A rather sophisticated phrase, in retrospect. After all, how often does one use the word ‘vicissitudes’ in the average conversation, or even email? Yet this phrase aptly expresses the ebbs and flows we find in our lives. It means, quite literally, the quality or state of being changeable. If there is anything we can count on in this life, it is change.
It’s a big world we live in, seven billion and counting. We read of lives that have come and gone, seemingly in a flash. Goals accomplished, goals failed. Lasting marriages, many divorces. The yin and yang carry on as faithfully as the sun rises and sets, and as the tides change with the moon.
We measure our successes at variables that agree with the symmetry of our lives, our personal yardsticks. Often we don’t bother to look until our children are grown, so caught up in the velocity we could barely catch our collective breaths.
Some of us eventually mellow, as we take stock, and so many of the ‘ever so vital’ realities dissipate like tiny dust motes, replaced by a more relaxed attitude and countenance as we hand over the torch to a younger, now more energetic generation. We continue moving mountains, but not at such a dizzying pace, and we stroke our collective beards as we smile wisely with the understanding that age often affords as we attempt to counsel the younger set on ‘not sweating the small stuff.’ Of course, learning what the small stuff actually is, well, that is part of the entire journey.

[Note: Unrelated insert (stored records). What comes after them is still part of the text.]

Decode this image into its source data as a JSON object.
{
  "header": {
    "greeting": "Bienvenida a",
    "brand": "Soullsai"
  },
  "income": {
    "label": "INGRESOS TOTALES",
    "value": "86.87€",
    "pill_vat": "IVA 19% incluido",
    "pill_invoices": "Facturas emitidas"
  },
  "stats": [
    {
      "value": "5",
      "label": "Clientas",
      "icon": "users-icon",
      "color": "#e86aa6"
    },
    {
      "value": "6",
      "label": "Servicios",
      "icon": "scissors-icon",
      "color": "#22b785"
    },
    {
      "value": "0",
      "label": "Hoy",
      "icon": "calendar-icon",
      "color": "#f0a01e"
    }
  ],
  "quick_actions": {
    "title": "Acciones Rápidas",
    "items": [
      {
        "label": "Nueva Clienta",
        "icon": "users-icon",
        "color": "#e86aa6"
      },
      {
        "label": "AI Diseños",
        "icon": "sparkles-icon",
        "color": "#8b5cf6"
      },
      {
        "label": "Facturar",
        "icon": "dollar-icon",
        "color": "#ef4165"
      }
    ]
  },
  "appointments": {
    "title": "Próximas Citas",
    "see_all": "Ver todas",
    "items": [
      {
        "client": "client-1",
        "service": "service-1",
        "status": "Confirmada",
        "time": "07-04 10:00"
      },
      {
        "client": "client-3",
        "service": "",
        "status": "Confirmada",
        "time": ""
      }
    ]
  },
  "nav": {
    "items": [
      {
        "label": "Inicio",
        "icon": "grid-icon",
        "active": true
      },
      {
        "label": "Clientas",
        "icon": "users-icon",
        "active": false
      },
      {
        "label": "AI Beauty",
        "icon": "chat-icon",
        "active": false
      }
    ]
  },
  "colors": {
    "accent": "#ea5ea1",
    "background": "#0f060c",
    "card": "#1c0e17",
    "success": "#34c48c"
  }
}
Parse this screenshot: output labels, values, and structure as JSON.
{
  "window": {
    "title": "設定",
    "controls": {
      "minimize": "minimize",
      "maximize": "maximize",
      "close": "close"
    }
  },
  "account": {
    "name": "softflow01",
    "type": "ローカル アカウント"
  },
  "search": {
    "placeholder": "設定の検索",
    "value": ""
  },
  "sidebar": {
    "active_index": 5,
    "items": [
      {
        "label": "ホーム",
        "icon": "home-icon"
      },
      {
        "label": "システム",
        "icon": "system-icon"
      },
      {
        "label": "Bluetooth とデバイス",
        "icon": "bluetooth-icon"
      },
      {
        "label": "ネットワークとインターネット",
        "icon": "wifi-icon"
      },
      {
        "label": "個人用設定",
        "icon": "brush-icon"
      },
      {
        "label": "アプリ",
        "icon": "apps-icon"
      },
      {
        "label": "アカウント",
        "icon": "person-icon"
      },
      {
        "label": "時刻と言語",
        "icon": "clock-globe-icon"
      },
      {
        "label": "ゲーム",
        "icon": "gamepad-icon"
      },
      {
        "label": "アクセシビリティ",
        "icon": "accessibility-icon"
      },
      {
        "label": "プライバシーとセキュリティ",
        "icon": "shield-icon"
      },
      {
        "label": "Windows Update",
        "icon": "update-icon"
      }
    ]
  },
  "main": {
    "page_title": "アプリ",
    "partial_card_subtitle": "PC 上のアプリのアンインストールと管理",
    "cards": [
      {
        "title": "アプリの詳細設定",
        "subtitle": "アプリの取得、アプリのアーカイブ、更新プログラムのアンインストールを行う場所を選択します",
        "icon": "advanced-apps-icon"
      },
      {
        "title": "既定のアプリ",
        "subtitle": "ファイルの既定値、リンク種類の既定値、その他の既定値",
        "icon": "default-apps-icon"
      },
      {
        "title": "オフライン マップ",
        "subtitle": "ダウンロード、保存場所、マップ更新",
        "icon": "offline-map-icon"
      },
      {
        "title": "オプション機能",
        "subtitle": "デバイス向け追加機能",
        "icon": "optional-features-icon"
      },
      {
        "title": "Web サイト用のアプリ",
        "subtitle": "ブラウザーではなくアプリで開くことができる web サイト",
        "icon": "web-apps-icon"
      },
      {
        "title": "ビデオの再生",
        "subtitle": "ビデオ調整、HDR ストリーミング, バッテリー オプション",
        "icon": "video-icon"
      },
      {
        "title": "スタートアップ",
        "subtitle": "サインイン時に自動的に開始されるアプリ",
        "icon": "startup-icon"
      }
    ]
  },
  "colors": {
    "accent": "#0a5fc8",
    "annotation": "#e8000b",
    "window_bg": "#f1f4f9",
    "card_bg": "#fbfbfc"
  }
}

Our music may be a constant, and as I write this, chorale music wafts through my computer, the harmonies a calming balm. Thirty years ago, I would have switched that off in a nanosecond. Than again, the term ‘nanosecond’ did not exist for me back then, and was certainly not part of our urban speak, (though no doubt the time span was always there).
And so it is, we move through life, laughing, crying, the whole ‘human condition’ puzzle worked through as the years roll along. Past lives, future lives (why not), and the ever-present, as we come to grips with making vast amounts of lemonade every time life throws us those extra curves.
So whether your world includes a hike along the beach to clear your senses, or a run along a river bank, a brisk trot down the busy city street, a heavily trafficked commute, or the idyllic life you chose and achieved, take stock for a moment, count those proverbial blessings, and lend a hand to the fellow next to you. It will round out some of those choppy vicissitudes, and help close the gap in those nanoseconds.